Early Life Urinary Eicosanoid Levels Linked to Childhood Atopic Disease Risk: Study

The study, published in The Journal of Allergy and Clinical Immunology, suggests that early life perturbations in the eicosanoid metabolism are present before the atopic disease onset in childhood, providing pathophysiological insight into the inception of atopic diseases.

Atopic diseases, including asthma, allergic rhinitis, and eczema, are common chronic conditions that affect millions of children worldwide. Despite extensive research, the precise mechanisms underlying the development of atopic diseases remain incompletely understood, highlighting the need for further exploration into novel biomarkers and risk factors.

Eicosanoids are lipid mediators, including prostaglandins (PGs), thromboxanes (TXs), and leukotrienes (LTs) with a pathophysiological role in established atopic disease. However, there is no clarity on their role in the inception of the disease. Liang Chen, University of Copenhagen, Copenhagen, Denmark, and colleagues aimed to investigate the association between urinary eicosanoids in early life and the development of atopic disease.

For this purpose, the researchers quantified the levels of 21 eicosanoids in urine from children from the COPSAC2010 (age 1 year, n=450) and VDAART (age 3 years, n=575) mother-child cohorts. They analyzed the associations with the development of atopic dermatitis, wheeze/asthma, and biomarkers of type-2 inflammation, applying FDR5% multiple testing correction.

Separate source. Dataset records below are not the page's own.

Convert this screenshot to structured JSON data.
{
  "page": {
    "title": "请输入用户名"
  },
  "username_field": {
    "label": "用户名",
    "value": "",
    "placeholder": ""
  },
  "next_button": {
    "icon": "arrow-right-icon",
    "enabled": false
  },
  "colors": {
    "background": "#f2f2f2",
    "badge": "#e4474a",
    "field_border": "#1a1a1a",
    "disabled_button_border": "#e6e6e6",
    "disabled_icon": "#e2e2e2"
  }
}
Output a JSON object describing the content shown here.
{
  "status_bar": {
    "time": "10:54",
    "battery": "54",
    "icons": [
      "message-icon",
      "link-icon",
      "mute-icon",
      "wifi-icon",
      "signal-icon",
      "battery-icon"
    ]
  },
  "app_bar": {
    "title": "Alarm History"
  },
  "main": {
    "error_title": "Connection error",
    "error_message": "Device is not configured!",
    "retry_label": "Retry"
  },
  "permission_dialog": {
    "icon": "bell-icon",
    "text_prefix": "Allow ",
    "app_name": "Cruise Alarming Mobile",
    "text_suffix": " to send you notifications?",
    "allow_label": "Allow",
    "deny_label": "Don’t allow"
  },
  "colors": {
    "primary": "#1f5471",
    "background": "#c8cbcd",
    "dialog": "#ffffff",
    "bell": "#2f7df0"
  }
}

The study led to the following findings:

· In both cohorts, analyses adjusted for environmental determinants showed that higher TXA2 eicosanoids in early life were associated with an increased risk of developing atopic dermatitis

· In VDAART, lower PGE2 and PGI2 eicosanoids and higher isoprostanes were also associated with an increased risk of atopic dermatitis

· For asthma/wheeze, analyses in COPSAC2010 showed that lower isoprostanes and PGF2 eicosanoids and higher PGD2 eicosanoids at age 1 year were associated with an increased risk at age 1-10 years. In contrast, analyses in VDAART showed that lower PGE2 and higher TXA2 eicosanoids at age three years were associated with an increased risk at six years

"Early life perturbations in the eicosanoid pathways measured in urine samples may predict later risk of atopic disease and provide pathophysiological insight in the inception of atopic diseases," the researchers wrote.

Reference:

Chen L, Brustad N, Kim M, Luo Y, Wang T, Ali M, Prince N, Chen Y, Chu S, Begum S, Mendez K, Kelly RS, Schoos AM, Rasmussen MA, Zurita J, Kolmert J, Stokholm J, Litonjua A, Weiss ST, Bønnelykke K, Wheelock CE, Lasky-Su J, Chawes B. Urinary eicosanoid levels in early life and risk of atopic disease in childhood. J Allergy Clin Immunol. 2024 May 31:S0091-6749(24)00565-7. doi: 10.1016/j.jaci.2024.05.022. Epub ahead of print. PMID: 38825025.